According to College Board, the company that runs the SAT, admission officers lack high school information of about 25% of applications. The adversity score would change that.
The adversity score and index were designed for admission officers to see students’ academic accomplishments in the context of where they live and go to school. It doesn’t provide any personal information about a specific student, only about the environment around them and how their score relate.
Reflected in the adversity index of a school and community are things such as the percentage of students at the school who are eligible for free or reduced lunch, educational status and economic challenges. The SAT has previously has been criticized because wealthier students on average earn higher scores than the middle class who in turn score higher than the lower class.

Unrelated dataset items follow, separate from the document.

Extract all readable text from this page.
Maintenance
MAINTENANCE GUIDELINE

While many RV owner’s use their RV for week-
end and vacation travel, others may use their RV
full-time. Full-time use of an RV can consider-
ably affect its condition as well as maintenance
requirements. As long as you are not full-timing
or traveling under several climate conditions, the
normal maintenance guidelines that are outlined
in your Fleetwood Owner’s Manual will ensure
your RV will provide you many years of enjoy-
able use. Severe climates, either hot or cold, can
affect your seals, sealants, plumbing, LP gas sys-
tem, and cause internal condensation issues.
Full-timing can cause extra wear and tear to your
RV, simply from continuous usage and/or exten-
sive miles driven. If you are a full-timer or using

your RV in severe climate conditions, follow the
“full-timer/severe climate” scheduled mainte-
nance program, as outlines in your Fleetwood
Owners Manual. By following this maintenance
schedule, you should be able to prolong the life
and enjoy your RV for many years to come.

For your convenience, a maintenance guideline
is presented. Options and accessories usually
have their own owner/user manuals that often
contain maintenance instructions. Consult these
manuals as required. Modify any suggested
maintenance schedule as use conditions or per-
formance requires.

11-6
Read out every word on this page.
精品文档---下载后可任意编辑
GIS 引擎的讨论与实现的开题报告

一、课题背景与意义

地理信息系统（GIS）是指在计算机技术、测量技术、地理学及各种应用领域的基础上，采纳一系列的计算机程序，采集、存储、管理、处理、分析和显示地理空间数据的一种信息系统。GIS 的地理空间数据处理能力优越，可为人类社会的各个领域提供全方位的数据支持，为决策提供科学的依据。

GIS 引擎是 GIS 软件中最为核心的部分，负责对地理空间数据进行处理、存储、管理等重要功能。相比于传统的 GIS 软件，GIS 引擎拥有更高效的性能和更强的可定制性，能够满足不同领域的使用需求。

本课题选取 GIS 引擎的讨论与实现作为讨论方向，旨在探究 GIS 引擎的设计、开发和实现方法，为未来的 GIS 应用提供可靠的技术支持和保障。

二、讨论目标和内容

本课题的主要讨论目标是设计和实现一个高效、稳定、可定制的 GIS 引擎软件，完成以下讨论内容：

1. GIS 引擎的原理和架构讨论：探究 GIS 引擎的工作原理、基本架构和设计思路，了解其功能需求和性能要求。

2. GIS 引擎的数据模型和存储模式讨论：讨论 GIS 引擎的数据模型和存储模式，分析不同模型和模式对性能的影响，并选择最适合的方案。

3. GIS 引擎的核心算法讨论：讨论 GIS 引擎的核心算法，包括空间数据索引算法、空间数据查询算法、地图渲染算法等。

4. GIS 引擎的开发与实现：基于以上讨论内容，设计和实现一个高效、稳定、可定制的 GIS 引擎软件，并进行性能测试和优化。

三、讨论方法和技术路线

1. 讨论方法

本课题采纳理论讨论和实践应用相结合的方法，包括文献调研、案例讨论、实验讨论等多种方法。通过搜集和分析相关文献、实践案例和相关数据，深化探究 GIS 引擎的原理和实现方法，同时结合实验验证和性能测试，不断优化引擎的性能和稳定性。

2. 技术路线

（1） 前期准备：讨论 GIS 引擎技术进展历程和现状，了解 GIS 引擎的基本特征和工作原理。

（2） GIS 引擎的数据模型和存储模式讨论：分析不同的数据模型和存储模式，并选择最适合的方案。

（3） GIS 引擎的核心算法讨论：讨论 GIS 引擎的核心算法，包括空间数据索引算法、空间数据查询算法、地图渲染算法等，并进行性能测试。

As it is widely regarded intelligence test used for college acceptances, it is the responsibility of College Board to provide economic information of students so that the test isn’t unfair for students of lower classes.
Yes, the entirety of a student’s background cannot be reduced effectively to a single number, however, with nothing like the adversity score present, colleges will still have little to no information about a student’s high school and residence, meaning the uneven playing field will remain uneven for students of low economic status.
With some changes made, the adversity score could be a useful tool for colleges to have and beneficial for disadvantaged students.